Researchers at Oregon State University (OSU) have found a way to turn the tables on cancer cells in the oxygen-poor areas of solid tumors using a "prodrug" loaded into nanostructured platforms.
Carcinomas that affect the breast, lung, prostate and colon are among the solid-tumor cancers, as are malignancies in the lymphatic system, known as lymphomas, and the much less common sarcomas that arise in connective tissue.
The solid masses often contain hypoxic regions, where the concentration of oxygen in the tissue is low.
Hypoxic cancer cells grow slowly, making them less susceptible to the drugs prescribed to kill or damage them, and to standard chemotherapy and radiation treatment.
"One of the hallmarks of these solid tumors is their hypoxic regions," said Adam Alani of the OSU College of Pharmacy and lead author of a study published in the Journal of Controlled Release. "One reason these cancers become very aggressive is the development of this hypoxia."

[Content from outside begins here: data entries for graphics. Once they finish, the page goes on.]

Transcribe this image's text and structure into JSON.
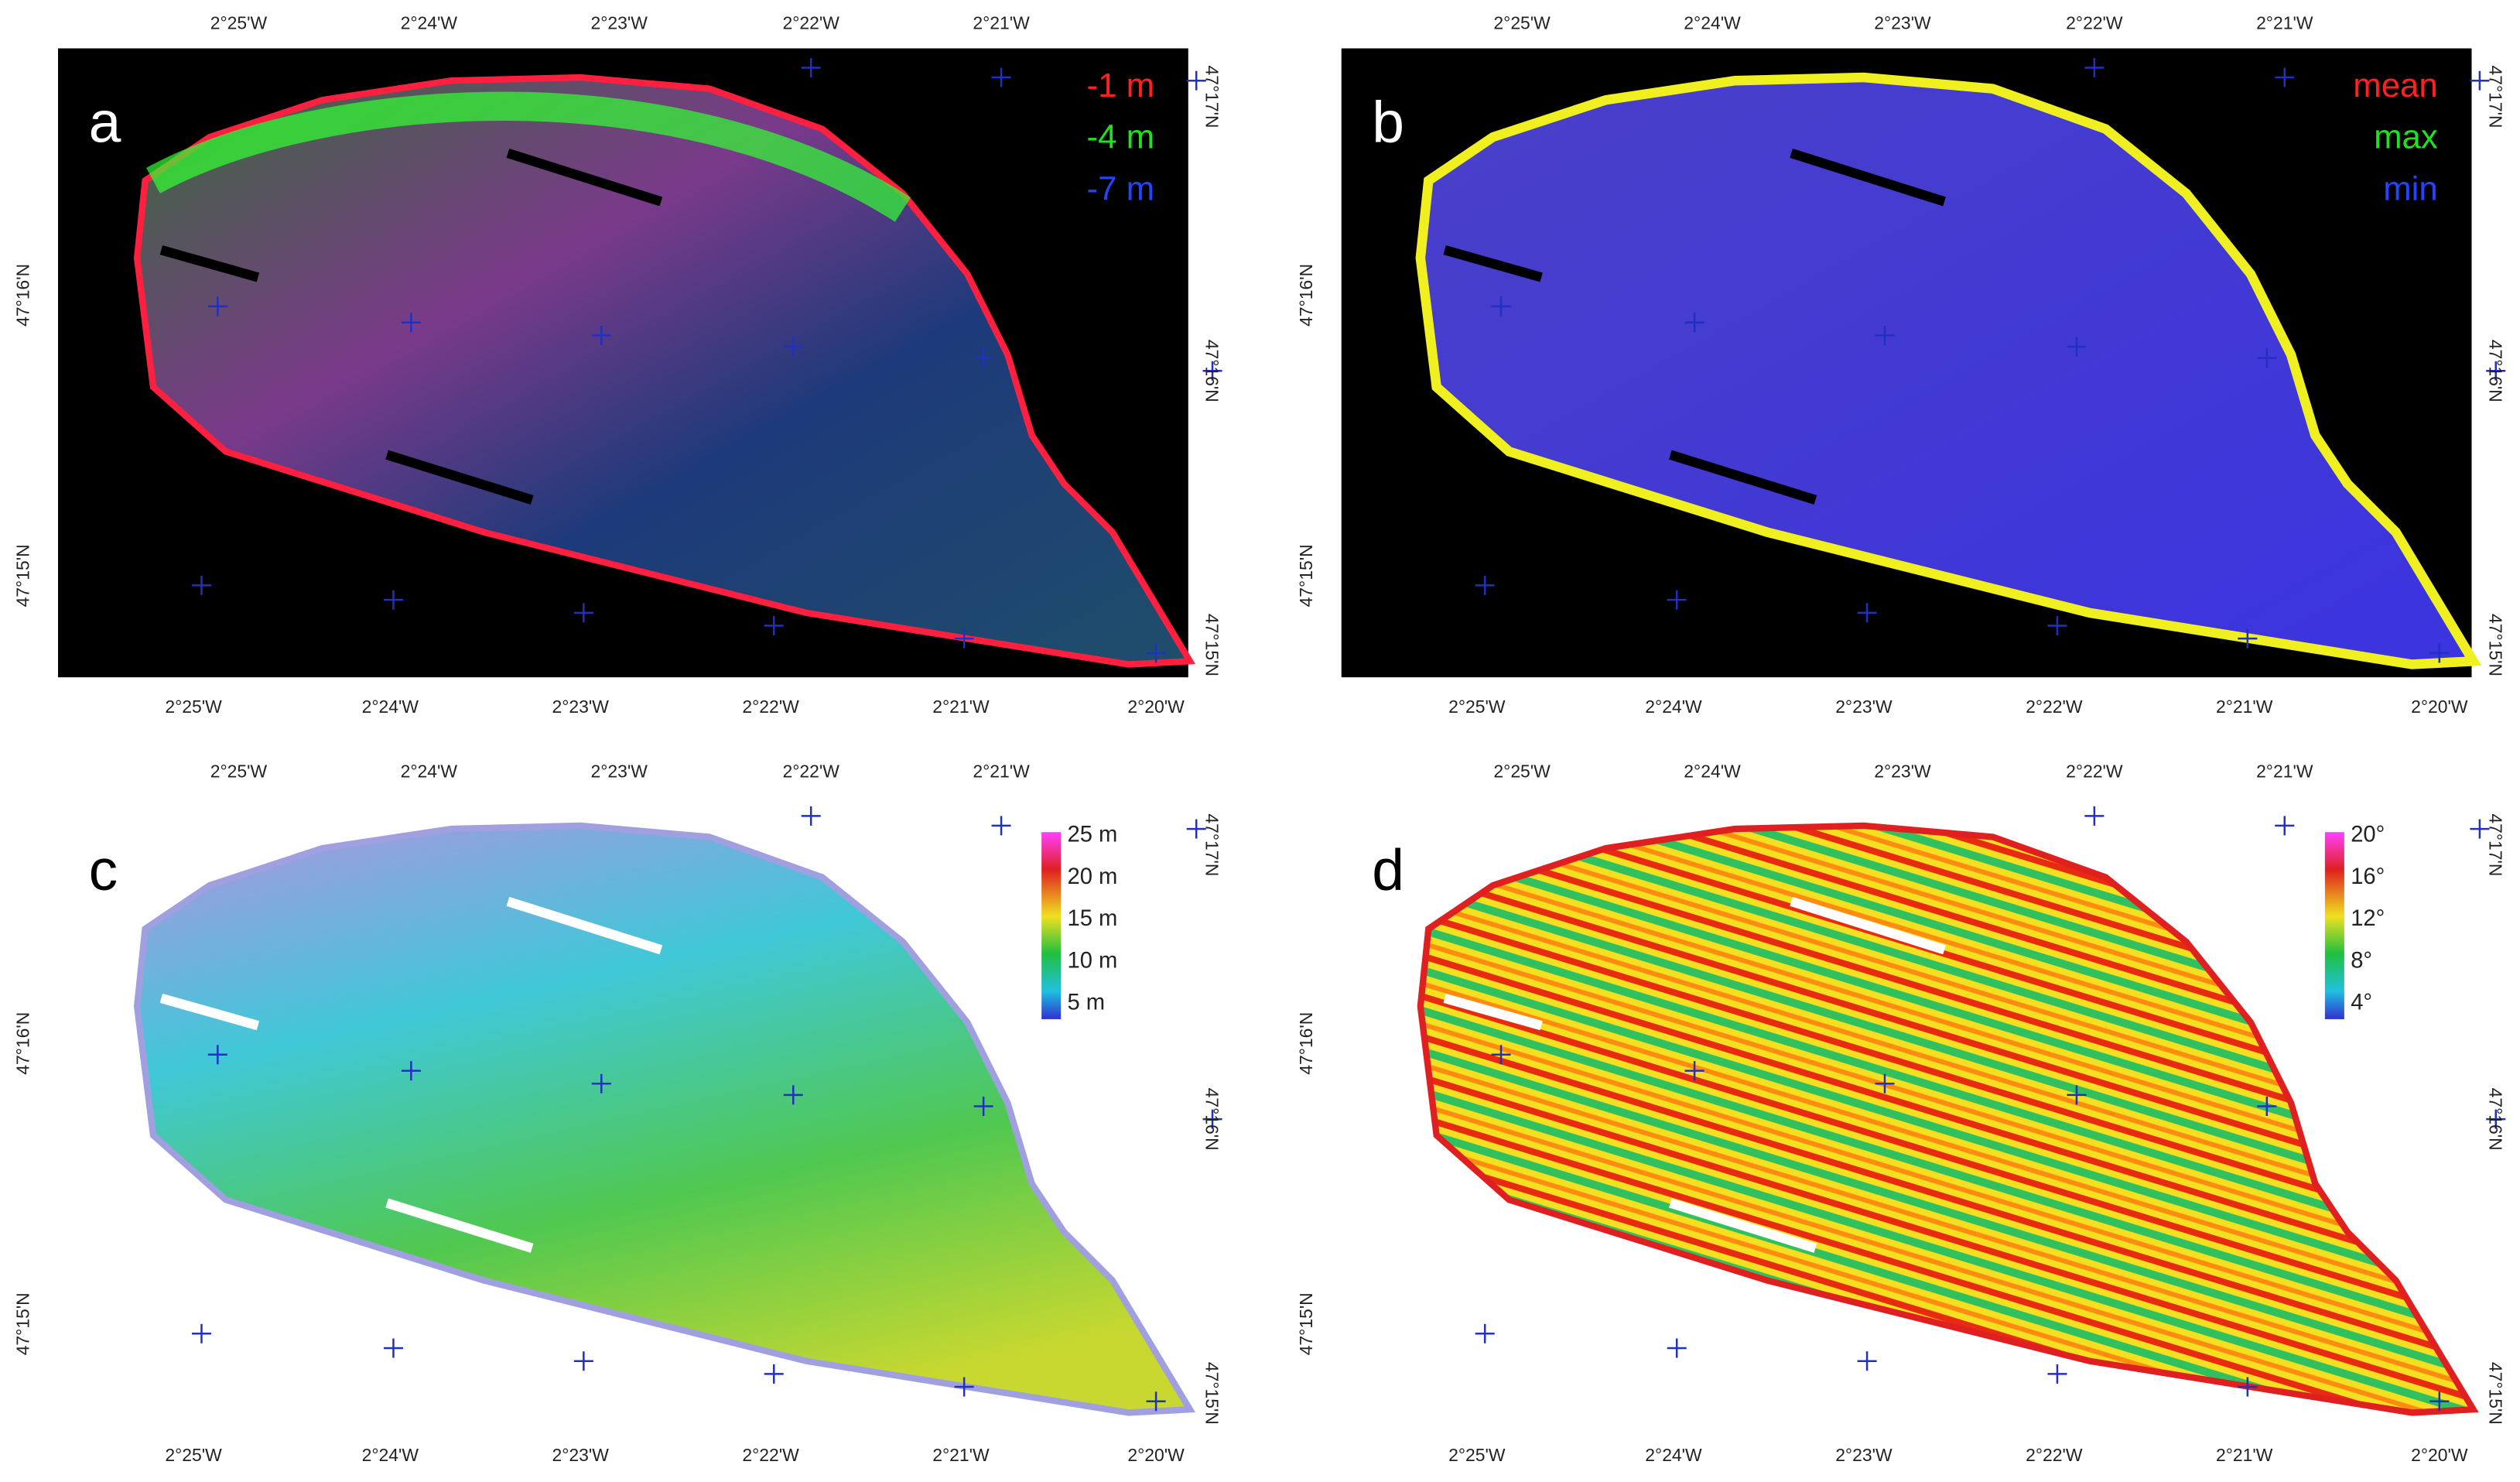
{
  "panels": [
    {
      "label": "a",
      "legend": [
        "-1 m",
        "-4 m",
        "-7 m"
      ]
    },
    {
      "label": "b",
      "legend": [
        "mean",
        "max",
        "min"
      ]
    },
    {
      "label": "c",
      "colorbar": [
        "25 m",
        "20 m",
        "15 m",
        "10 m",
        "5 m"
      ]
    },
    {
      "label": "d",
      "colorbar": [
        "20°",
        "16°",
        "12°",
        "8°",
        "4°"
      ]
    }
  ],
  "axes": {
    "top": [
      "2°25'W",
      "2°24'W",
      "2°23'W",
      "2°22'W",
      "2°21'W"
    ],
    "bottom": [
      "2°25'W",
      "2°24'W",
      "2°23'W",
      "2°22'W",
      "2°21'W",
      "2°20'W"
    ],
    "left": [
      "47°16'N",
      "47°15'N"
    ],
    "right": [
      "47°17'N",
      "47°16'N",
      "47°15'N"
    ]
  }
}
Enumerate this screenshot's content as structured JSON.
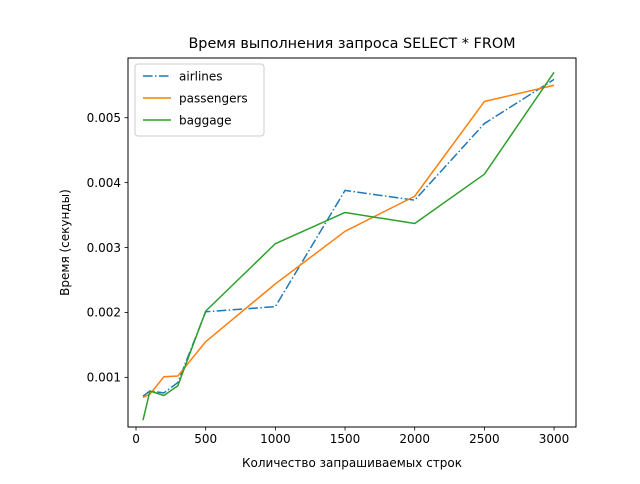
{
  "chart_data": {
    "type": "line",
    "title": "Время выполнения запроса SELECT * FROM",
    "xlabel": "Количество запрашиваемых строк",
    "ylabel": "Время (секунды)",
    "xlim": [
      -57.5,
      3157.5
    ],
    "ylim": [
      0.000235,
      0.00592
    ],
    "x_ticks": [
      0,
      500,
      1000,
      1500,
      2000,
      2500,
      3000
    ],
    "x_tick_labels": [
      "0",
      "500",
      "1000",
      "1500",
      "2000",
      "2500",
      "3000"
    ],
    "y_ticks": [
      0.001,
      0.002,
      0.003,
      0.004,
      0.005
    ],
    "y_tick_labels": [
      "0.001",
      "0.002",
      "0.003",
      "0.004",
      "0.005"
    ],
    "grid": false,
    "legend_position": "upper left",
    "series": [
      {
        "name": "airlines",
        "color": "#1f77b4",
        "style": "dashdot",
        "x": [
          50,
          100,
          200,
          300,
          500,
          1000,
          1500,
          2000,
          2500,
          3000
        ],
        "y": [
          0.00071,
          0.00079,
          0.00076,
          0.00092,
          0.00201,
          0.00209,
          0.00388,
          0.00373,
          0.00491,
          0.00559
        ]
      },
      {
        "name": "passengers",
        "color": "#ff7f0e",
        "style": "solid",
        "x": [
          50,
          100,
          200,
          300,
          500,
          1000,
          1500,
          2000,
          2500,
          3000
        ],
        "y": [
          0.00069,
          0.00074,
          0.00101,
          0.00102,
          0.00155,
          0.00244,
          0.00325,
          0.00379,
          0.00525,
          0.0055
        ]
      },
      {
        "name": "baggage",
        "color": "#2ca02c",
        "style": "solid",
        "x": [
          50,
          100,
          200,
          300,
          500,
          1000,
          1500,
          2000,
          2500,
          3000
        ],
        "y": [
          0.00034,
          0.00079,
          0.00072,
          0.00087,
          0.00202,
          0.00306,
          0.00354,
          0.00337,
          0.00413,
          0.0057
        ]
      }
    ]
  }
}
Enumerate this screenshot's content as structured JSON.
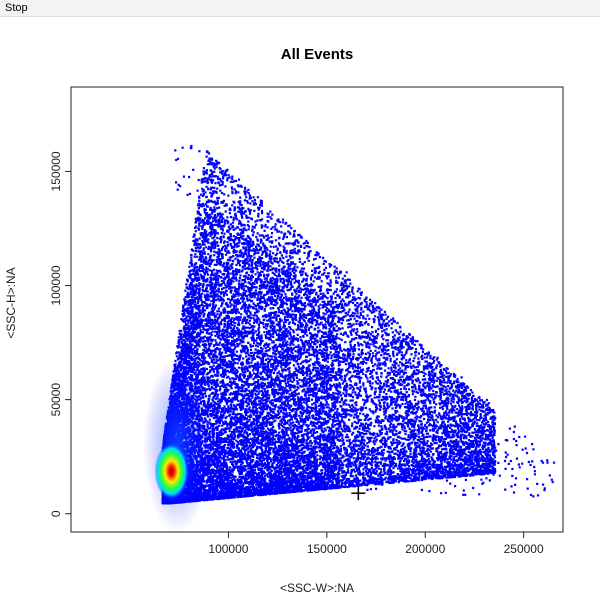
{
  "toolbar": {
    "stop_label": "Stop"
  },
  "chart_data": {
    "type": "scatter",
    "title": "All Events",
    "xlabel": "<SSC-W>:NA",
    "ylabel": "<SSC-H>:NA",
    "xlim": [
      20000,
      270000
    ],
    "ylim": [
      -8000,
      187000
    ],
    "xticks": [
      100000,
      150000,
      200000,
      250000
    ],
    "yticks": [
      0,
      50000,
      100000,
      150000
    ],
    "grid": false,
    "legend": "none",
    "color_scale": [
      "#0000ff",
      "#00e5ff",
      "#00ff55",
      "#ffff00",
      "#ff0000"
    ],
    "density_peak": {
      "x": 70000,
      "y": 16000
    },
    "cursor": {
      "x": 166000,
      "y": 9000
    }
  }
}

The tumor model chosen by the researchers was lung cancer, which is known to have a very strong hypoxia association.
A prodrug is a pharmacologically inactive compound that the body metabolizes into an active drug, in the OSU case the cancer drug vinblastine-N-oxide provided by research partners at Cascade Prodrug Inc. of Eugene, Oregon.
The OSU researchers developed two different lipid-based platform formulations known as liposomes to carry the prodrug to the tumor's hypoxic regions.
There, the lack of oxygen triggers its metabolic conversion to vinblastine.
In both formulations, one with polyethylene glycol on its surface and the other without, the prodrug proved both safe and much more effective against non-small cell lung cancer than when it was delivered without a liposome.
And by itself, vinblastine-N-oxide had shown less than optimal efficacy in testing by Cascade Prodrug because of how fast the body clears it from the system, as it has a half-life of less than half an hour.
But the liposomes, both the "pegylated" one containing polyethylene glycol and the non-pegylated one, increased the half-life dramatically: to 9.5 and 5.5 hours, respectively.
The research began with laboratory cultures and progressed to safety and efficacy testing in animals.
"We made sure the nanostructure platform worked properly against lung cancer in vitro, then looked at the safety of the formulation in healthy mice and looked at the maximum tolerated dose -- the biggest dose you can use without producing side effects," Alani said. "Then we determined how long the nano carriers could keep the drug in the blood compared to the drug without the nanostructures."
Without any liposome, the drug showed some tumor suppression, but the mice that had received the drug alone had to be euthanized after 70 days because of tumors that were no longer being controlled.
Mice that had received the drug with one of the liposomes were healthy and tumor-free for the nearly 100-day run of the experiment.
"The nano carriers performed much better than the prodrug itself," Alani was quoted as saying in a news release. "We were able to literally cure the tumor."